Glycerol
Glycerol (C3H8O3, CAS Reg. No. 56-81-5) também é conhecido como 1,2,3-propanetriol (Fig. 5.1B). É um composto natural, um líquido viscoso, xaroposo, incolor e inodoro com um sabor doce. Quimicamente é classificado como um poliol (álcool polídrico), devido à presença de três grupos hidroxilos (OH). É higroscópico e, portanto, um humectante (semelhante ao propilenoglicol). É miscível com água e álcool e tem um ponto de ebulição de 290°C e um ponto de congelamento de 17°C.86
O glicerol é essencial para os organismos vivos. Forma a espinha dorsal dos triglicéridos, ésteres derivados do glicerol e três ácidos gordos,87 que estão presentes no homem, nos animais e nas plantas. É a molécula orgânica mais antiga isolada pelo homem, sendo obtida através do aquecimento de gorduras na presença de cinzas para produzir sabão desde 2800 AC.88 Como substância, foi acidentalmente descoberta em 1779 por K.W. Scheele, um químico sueco, enquanto ele estava aquecendo uma mistura de azeite de oliva e monóxido de chumbo.89 Scheele estabeleceu mais tarde que outros metais e glicerídeos produzem a mesma reação química que produz glicerol e sabão, e em 1783 ele publicou uma descrição do seu método de preparação nas transações da Academia Real da Suécia. O método de Scheele foi usado para produzir glicerol comercialmente durante alguns anos.
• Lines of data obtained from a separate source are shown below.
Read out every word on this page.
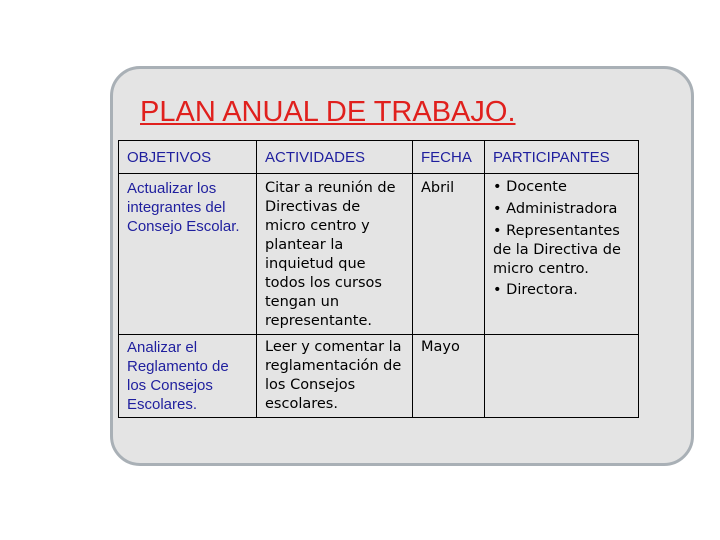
PLAN ANUAL DE TRABAJO.
OBJETIVOS	ACTIVIDADES	FECHA	PARTICIPANTES
Actualizar los integrantes del Consejo Escolar.	Citar a reunión de Directivas de micro centro y plantear la inquietud que todos los cursos tengan un representante.	Abril	• Docente
• Administradora
• Representantes de la Directiva de micro centro.
• Directora.

Analizar el Reglamento de los Consejos Escolares.	Leer y comentar la reglamentación de los Consejos escolares.	Mayo	
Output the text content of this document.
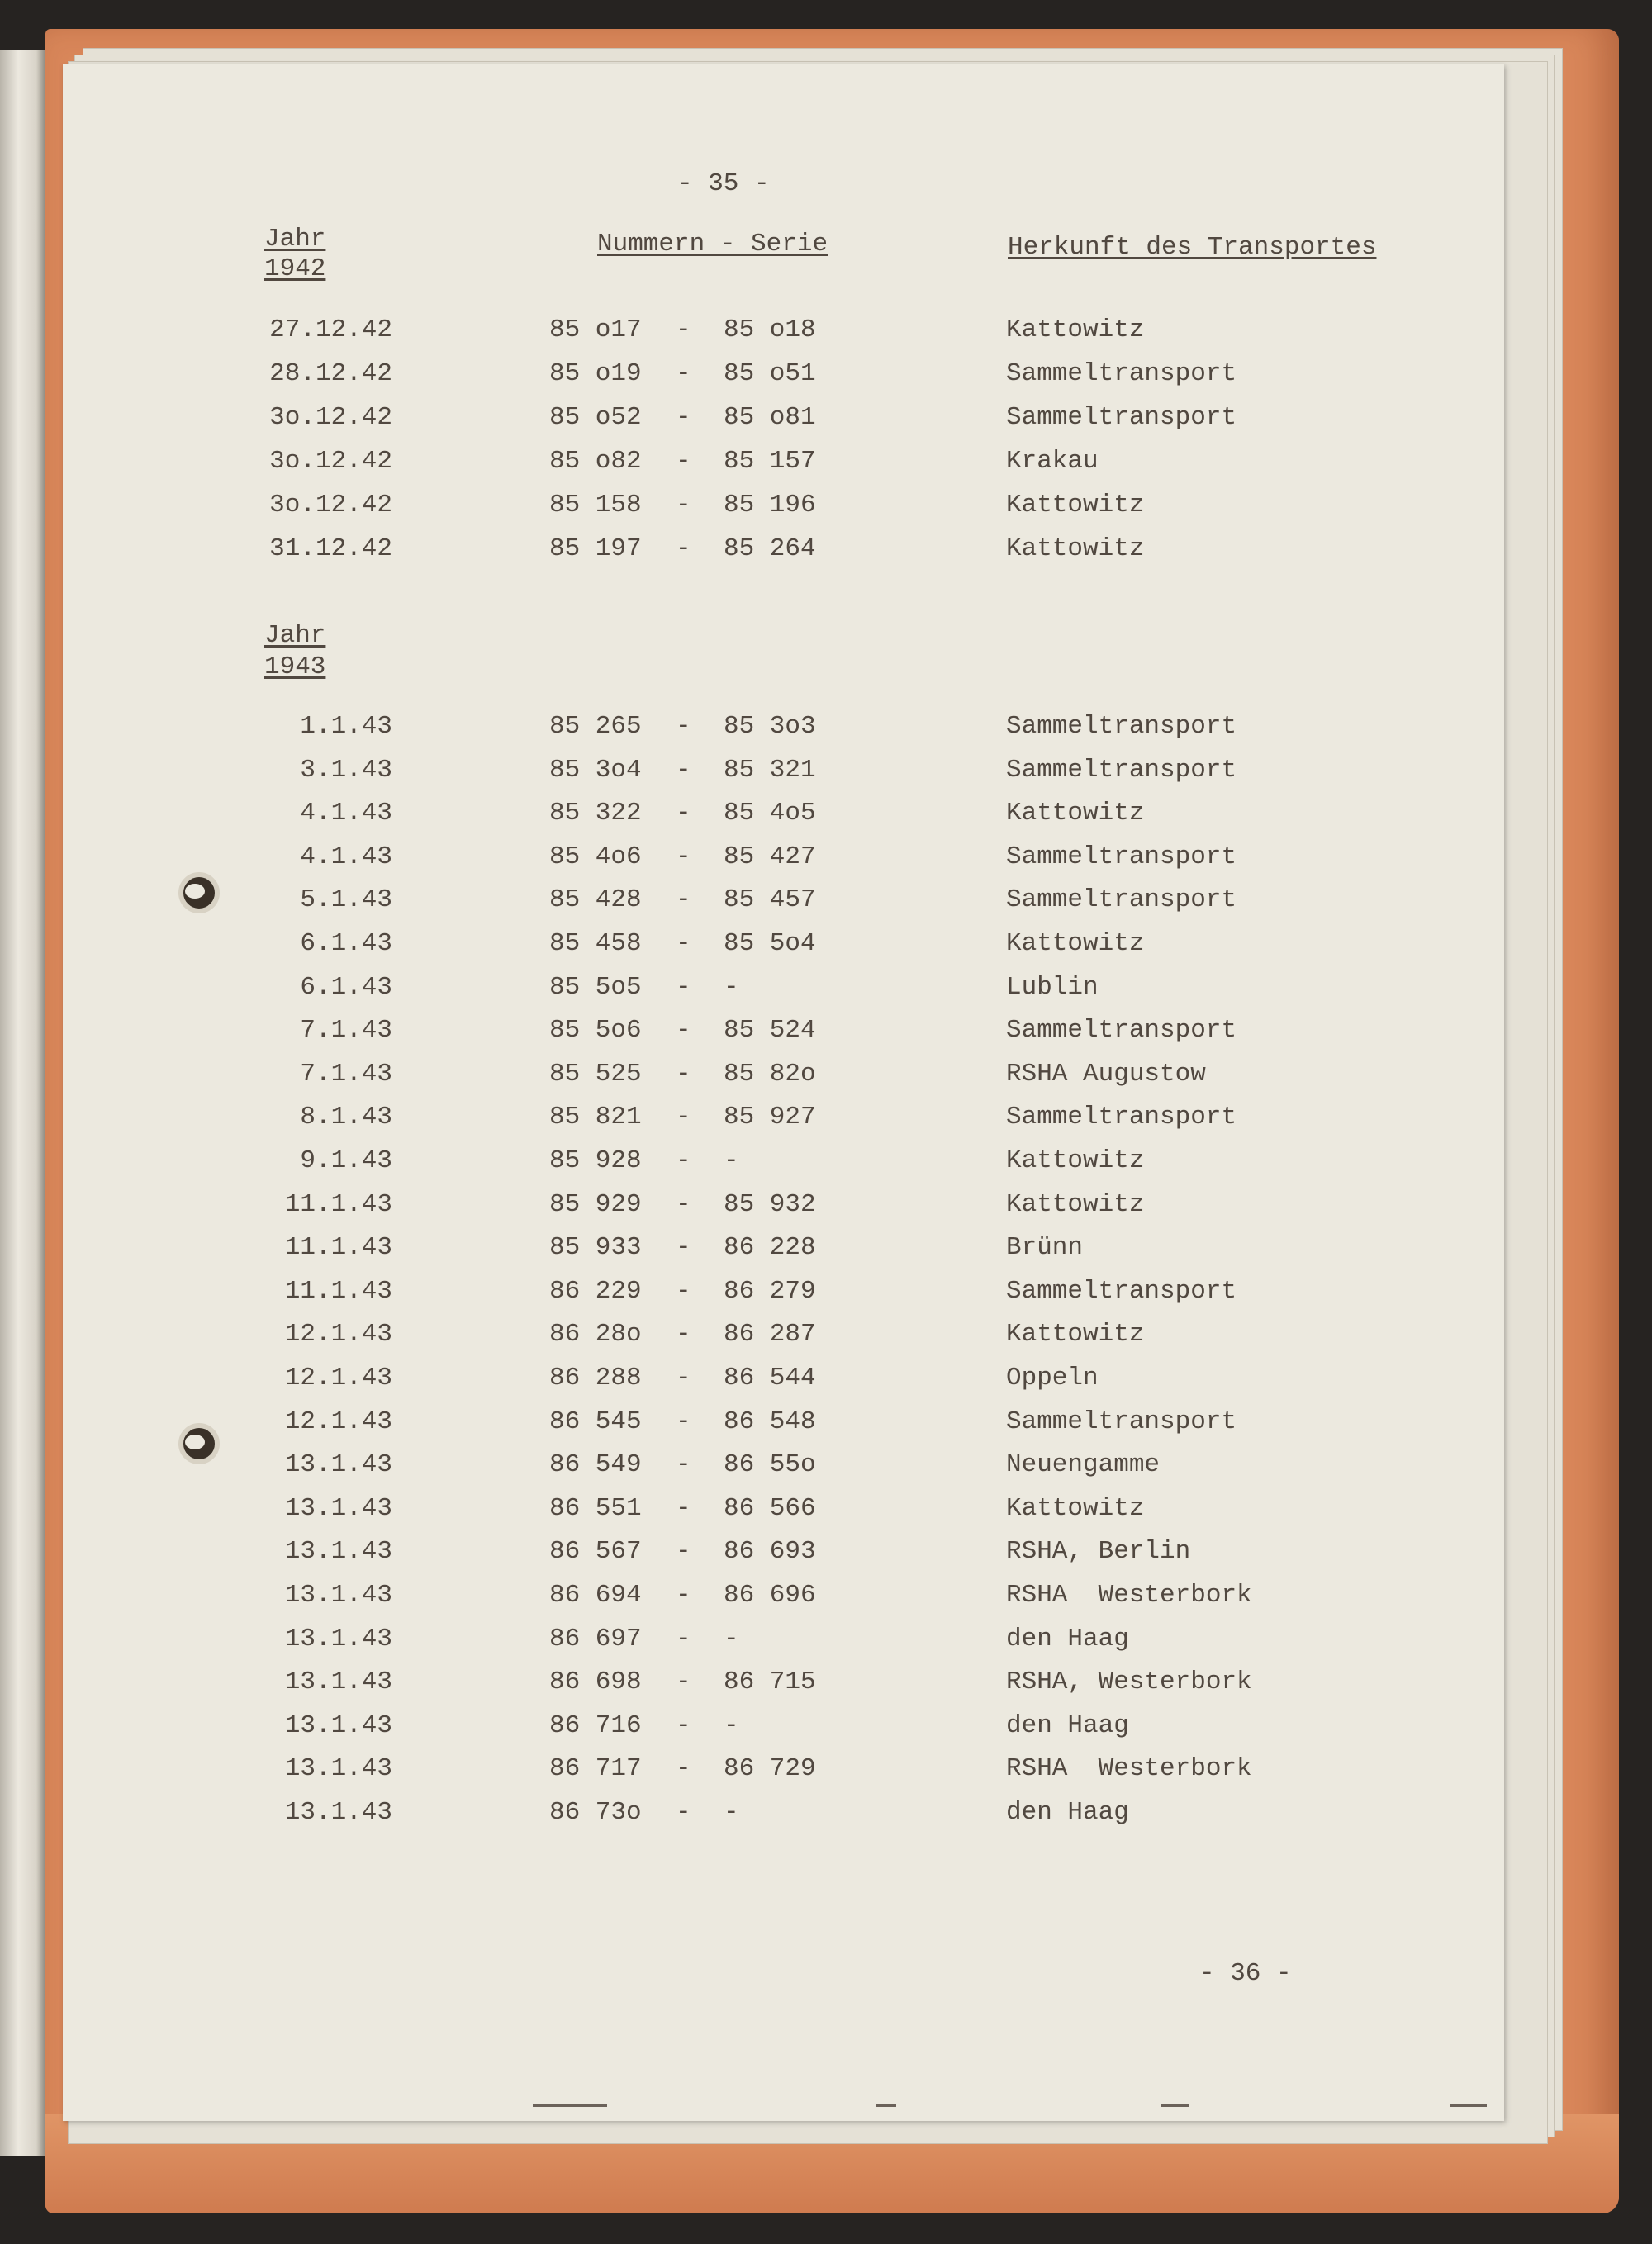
- 35 -
Jahr
1942
Nummern - Serie	Herkunft des Transportes
27.12.42	85 o17 - 85 o18	Kattowitz
28.12.42	85 o19 - 85 o51	Sammeltransport
3o.12.42	85 o52 - 85 o81	Sammeltransport
3o.12.42	85 o82 - 85 157	Krakau
3o.12.42	85 158 - 85 196	Kattowitz
31.12.42	85 197 - 85 264	Kattowitz
Jahr
1943
1.1.43	85 265 - 85 3o3	Sammeltransport
3.1.43	85 3o4 - 85 321	Sammeltransport
4.1.43	85 322 - 85 4o5	Kattowitz
4.1.43	85 4o6 - 85 427	Sammeltransport
5.1.43	85 428 - 85 457	Sammeltransport
6.1.43	85 458 - 85 5o4	Kattowitz
6.1.43	85 5o5 - -	Lublin
7.1.43	85 5o6 - 85 524	Sammeltransport
7.1.43	85 525 - 85 82o	RSHA Augustow
8.1.43	85 821 - 85 927	Sammeltransport
9.1.43	85 928 - -	Kattowitz
11.1.43	85 929 - 85 932	Kattowitz
11.1.43	85 933 - 86 228	Brünn
11.1.43	86 229 - 86 279	Sammeltransport
12.1.43	86 28o - 86 287	Kattowitz
12.1.43	86 288 - 86 544	Oppeln
12.1.43	86 545 - 86 548	Sammeltransport
13.1.43	86 549 - 86 55o	Neuengamme
13.1.43	86 551 - 86 566	Kattowitz
13.1.43	86 567 - 86 693	RSHA, Berlin
13.1.43	86 694 - 86 696	RSHA  Westerbork
13.1.43	86 697 - -	den Haag
13.1.43	86 698 - 86 715	RSHA, Westerbork
13.1.43	86 716 - -	den Haag
13.1.43	86 717 - 86 729	RSHA  Westerbork
13.1.43	86 73o - -	den Haag
- 36 -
O nome deriva da palavra grega glykys, que significa doce, e foi dada por um cientista francês, M.E. Chevreul, no século XIX. Em 1823, a Chevreul obteve a primeira patente de uma nova forma de produzir ácidos gordos a partir de gorduras tratadas com um álcali, que incluía a recuperação do glicerol libertado durante o processo. O glicerol tornou-se um composto de valor estratégico quando foi utilizado no fabrico de nitroglicerina. Em 1866, Alfred Nobel descobriu que a mistura de nitroglicerina com o silício sedimentar de rocha kieselguhr, uma forma de sílica extraída na Alemanha, podia transformar o líquido numa pasta maleável conhecida como dinamite, que podia ser amassada e moldada em varetas para jacto de rocha através de um detonador activado por meio de um forte choque. O glicerol logo se tornou um recurso militar estratégico. Assim, quando a demanda de glicerol na Primeira Guerra Mundial excedeu a oferta da indústria de sabão, razões de segurança militar levaram às primeiras plantas sintéticas a fabricá-lo na Europa e nos Estados Unidos, onde o glicerol para armamento foi produzido através da fermentação de açúcar microbiano.90
O glicerol é feito por saponificação (hidrólise) de gorduras animais e transesterificação de gorduras vegetais (Fig. 5.3). Ambos os processos produzem 10% de glicerol em peso como subproduto. Também pode ser feito sinteticamente a partir do propileno utilizando o processo de epicloridrina,91 mas isto não é rentável. Em 2000, a produção mundial estimada de glicerol foi de 500.000 toneladas. Em 1999, a quantidade importada e/ou produzida foi de 227.000 toneladas na Europa e cerca de 28.000 toneladas no Reino Unido.92 A produção nos Estados Unidos foi estimada em 350.000 toneladas anuais entre 2000 e 2004.93 Dados mais recentes sugerem uma produção mundial anual de 2 milhões de toneladas, principalmente como resultado da expansão da fabricação de biodiesel e oleoquímicos.94 Como resultado, a oferta excedeu a demanda.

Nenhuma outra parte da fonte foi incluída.